PS: anyone know of any real implementations which do aliasing analysis
based on struct types? IIRC, and based on some quick experimentation,
newer versions of gcc only do alias analysis for primitive types.

 

[Tim Rentsch]

Indeed, but conceptually that makes no sense.

At some level I agree with you. This also is a gray area;
certainly a case can be made that the behavior here is
defined, and I can't identify any specific Standard
requirement that isn't met. The question is whether an
implementation is allowed to "know" that objects of the two
struct types cannot overlap (absent a visible union type
that includes them both, which is the case here). I think
there are reasonable arguments on both sides. Certainly
this issue merits clarification.

I understand the desire
to say that, but I went to great lengths when I had the early return:
if (&t->y != &u->y)
return 1;

"&t->x" and "&u->x" have equivalent values past that early return, so
I find it difficult to internally justify calling the above undefined
behavior. It just makes no sense within the given framework,

An implementation is _allowed_ to make use of the identity
'&t->y == &u->y' for code following the return statement,
but certainly it isn't _required_ to. And we may expect
that, in the presence of undefined behavior (assuming that
such exists here), an implementation might very well deduce
several consequences that are not logically consistent.
That is the nature of undefined behavior - something doesn't
make sense.

and especially as commonly implemented.

What implementations do does not affect whether the behavior
is undefined. Certainly it may affect what behavior we
expect to see, but not whether the behavior is defined.

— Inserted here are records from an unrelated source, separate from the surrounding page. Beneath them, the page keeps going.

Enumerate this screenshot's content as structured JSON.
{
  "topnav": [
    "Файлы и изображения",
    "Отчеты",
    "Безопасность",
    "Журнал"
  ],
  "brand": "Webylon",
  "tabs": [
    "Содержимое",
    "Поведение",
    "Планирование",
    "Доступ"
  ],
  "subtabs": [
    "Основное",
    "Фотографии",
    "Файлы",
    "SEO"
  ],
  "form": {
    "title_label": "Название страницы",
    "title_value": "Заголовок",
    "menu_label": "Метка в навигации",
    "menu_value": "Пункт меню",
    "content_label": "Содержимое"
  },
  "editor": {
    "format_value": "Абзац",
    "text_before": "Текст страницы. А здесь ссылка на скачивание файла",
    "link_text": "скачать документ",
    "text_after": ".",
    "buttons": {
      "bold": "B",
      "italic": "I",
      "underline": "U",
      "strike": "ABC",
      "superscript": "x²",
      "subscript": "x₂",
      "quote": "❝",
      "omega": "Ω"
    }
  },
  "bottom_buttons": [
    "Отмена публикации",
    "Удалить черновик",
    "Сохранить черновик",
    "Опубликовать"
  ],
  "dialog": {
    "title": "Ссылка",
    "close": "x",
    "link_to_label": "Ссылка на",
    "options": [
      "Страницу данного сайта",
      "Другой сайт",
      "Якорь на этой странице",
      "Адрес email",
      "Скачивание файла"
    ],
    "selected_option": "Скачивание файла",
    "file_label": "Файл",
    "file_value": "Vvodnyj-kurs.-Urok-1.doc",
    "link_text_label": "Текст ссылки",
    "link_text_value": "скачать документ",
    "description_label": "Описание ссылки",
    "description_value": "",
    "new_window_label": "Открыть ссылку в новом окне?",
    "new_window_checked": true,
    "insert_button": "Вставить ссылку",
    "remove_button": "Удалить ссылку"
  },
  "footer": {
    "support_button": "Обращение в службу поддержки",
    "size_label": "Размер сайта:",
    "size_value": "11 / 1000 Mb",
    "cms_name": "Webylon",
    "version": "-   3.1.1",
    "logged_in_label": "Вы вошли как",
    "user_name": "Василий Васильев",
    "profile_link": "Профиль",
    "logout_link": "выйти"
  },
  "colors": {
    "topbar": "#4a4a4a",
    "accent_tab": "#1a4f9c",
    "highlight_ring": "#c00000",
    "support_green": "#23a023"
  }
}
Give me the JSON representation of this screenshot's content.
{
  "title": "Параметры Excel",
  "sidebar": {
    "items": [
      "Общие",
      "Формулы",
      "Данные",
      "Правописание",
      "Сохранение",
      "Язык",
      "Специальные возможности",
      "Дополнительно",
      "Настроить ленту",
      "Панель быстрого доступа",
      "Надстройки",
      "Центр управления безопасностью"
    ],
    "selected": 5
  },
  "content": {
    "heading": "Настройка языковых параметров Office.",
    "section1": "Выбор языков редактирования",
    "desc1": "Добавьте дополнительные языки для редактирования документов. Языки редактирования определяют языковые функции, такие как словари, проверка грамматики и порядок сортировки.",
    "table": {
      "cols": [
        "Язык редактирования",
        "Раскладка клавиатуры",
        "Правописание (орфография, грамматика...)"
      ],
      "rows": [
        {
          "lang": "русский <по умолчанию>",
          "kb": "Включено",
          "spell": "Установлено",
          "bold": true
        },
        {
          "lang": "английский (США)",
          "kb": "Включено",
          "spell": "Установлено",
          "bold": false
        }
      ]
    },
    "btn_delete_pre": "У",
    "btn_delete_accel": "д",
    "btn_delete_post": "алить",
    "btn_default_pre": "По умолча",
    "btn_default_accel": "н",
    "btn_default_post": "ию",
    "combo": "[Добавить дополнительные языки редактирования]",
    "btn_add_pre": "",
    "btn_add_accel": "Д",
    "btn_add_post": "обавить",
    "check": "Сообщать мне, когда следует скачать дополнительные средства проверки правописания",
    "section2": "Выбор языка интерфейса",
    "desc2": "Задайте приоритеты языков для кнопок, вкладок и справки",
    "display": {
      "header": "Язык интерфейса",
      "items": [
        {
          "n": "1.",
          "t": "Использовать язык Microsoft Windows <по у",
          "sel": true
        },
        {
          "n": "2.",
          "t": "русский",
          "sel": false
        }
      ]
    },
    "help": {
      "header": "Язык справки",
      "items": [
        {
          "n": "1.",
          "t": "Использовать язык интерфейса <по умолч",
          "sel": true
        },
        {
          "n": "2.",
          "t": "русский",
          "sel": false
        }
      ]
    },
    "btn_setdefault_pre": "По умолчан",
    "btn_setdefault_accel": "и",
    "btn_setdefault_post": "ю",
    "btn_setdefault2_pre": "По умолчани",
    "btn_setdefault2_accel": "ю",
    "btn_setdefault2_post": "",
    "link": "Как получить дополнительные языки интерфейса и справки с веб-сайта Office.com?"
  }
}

I think you'd have to data
dependency analysis in the aliasing analysis in for a compiler to
break the above program, which doesn't seem to be the intent of the
lifetime rules and strict aliasing rules at all.

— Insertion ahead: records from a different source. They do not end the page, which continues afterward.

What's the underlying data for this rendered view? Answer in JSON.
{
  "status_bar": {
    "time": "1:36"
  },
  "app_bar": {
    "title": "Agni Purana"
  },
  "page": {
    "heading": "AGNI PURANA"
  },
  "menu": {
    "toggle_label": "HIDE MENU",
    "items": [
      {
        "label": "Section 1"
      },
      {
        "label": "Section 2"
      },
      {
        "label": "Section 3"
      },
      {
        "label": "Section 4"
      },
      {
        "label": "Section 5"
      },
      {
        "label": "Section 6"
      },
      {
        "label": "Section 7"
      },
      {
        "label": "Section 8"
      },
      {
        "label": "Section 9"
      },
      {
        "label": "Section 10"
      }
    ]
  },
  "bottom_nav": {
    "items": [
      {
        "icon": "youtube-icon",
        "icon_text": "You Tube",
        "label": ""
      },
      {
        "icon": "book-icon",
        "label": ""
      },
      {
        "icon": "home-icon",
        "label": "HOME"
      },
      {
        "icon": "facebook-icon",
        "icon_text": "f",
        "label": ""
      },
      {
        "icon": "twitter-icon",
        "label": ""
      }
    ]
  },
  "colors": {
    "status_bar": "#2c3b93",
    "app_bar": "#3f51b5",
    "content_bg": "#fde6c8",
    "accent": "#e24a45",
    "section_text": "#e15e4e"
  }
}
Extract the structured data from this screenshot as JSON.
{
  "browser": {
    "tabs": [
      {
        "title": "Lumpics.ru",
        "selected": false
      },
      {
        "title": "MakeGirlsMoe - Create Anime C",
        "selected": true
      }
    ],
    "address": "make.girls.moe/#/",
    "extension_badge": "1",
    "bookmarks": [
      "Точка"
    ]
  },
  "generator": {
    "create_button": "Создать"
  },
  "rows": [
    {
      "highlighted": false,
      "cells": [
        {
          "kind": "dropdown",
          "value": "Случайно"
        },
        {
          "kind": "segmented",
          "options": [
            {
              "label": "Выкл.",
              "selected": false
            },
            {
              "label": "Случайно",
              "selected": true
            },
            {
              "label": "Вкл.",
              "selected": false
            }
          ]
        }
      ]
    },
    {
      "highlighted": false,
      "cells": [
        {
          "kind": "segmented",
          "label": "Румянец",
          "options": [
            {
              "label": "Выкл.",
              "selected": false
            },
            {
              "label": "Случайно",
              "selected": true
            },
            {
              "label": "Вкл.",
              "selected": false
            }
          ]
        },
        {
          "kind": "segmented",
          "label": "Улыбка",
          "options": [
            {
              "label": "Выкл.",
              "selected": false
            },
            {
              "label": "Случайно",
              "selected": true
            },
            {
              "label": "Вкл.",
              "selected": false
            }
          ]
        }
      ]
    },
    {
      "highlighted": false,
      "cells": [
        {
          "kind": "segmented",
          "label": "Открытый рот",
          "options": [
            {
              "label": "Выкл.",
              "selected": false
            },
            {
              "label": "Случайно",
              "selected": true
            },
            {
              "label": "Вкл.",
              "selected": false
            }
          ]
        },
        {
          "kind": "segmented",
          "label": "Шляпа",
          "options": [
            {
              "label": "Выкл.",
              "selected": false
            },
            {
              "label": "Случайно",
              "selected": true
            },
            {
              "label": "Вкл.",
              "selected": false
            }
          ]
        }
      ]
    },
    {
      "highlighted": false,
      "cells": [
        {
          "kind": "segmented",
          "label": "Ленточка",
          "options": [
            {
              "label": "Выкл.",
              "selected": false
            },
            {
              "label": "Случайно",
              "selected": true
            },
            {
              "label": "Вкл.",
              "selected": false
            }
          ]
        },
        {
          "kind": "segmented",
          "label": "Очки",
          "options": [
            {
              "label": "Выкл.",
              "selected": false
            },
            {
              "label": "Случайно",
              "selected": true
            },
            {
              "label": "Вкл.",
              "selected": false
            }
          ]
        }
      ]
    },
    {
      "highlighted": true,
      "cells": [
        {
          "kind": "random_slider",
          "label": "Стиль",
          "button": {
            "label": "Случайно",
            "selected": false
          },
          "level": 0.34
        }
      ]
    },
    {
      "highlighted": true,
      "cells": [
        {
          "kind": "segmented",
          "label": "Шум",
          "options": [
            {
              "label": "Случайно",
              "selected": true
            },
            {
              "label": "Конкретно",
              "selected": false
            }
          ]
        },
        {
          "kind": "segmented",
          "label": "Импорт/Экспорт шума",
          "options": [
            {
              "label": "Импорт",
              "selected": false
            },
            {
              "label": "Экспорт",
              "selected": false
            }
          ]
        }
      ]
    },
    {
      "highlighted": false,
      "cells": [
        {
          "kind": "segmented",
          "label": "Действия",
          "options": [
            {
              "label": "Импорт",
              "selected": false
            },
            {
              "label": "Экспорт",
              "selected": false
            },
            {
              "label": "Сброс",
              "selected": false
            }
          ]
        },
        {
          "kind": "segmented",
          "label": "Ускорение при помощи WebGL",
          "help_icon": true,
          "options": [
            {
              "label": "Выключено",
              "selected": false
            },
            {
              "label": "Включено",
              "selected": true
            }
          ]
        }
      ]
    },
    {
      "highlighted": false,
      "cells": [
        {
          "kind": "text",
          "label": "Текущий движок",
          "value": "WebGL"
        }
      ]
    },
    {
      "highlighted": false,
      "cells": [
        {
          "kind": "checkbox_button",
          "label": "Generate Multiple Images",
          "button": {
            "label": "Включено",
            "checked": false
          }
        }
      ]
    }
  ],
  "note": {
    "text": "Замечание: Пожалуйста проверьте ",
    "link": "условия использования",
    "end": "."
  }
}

First: ITYM effective type rules. "Strict aliasing" is a
gcc-ism, and not synonymous with (and probably not the same
as) the effective type rules.

Second: in fact, I think it is precisely the point of
effective type rules to enable certain kinds of code
transformations, and those code transformations may very
well depend on data flow analysis as well as type
information. So I think I draw the opposite conclusion
about intent -- effective type rules are provided so
that code transformations can be done that otherwise
might change the semantics of a naive translator.

Also, I think you could use some offsetof manipulation to make this
apparent contradiction even clearer.

Here I'm not sure what contradiction you're talking about.
The questions are gray, neither black nor white, and could
be made either. It is only when an issue resolves to both
black _and_ white that there is a contradiction. The issue
I see is that the matter is unclear, not that there is (yet)
any contradiction. Making the behavior here undefined might
seem counter-intuitive, or stupid, but as far as I know it
wouldn't result in any inconsistency.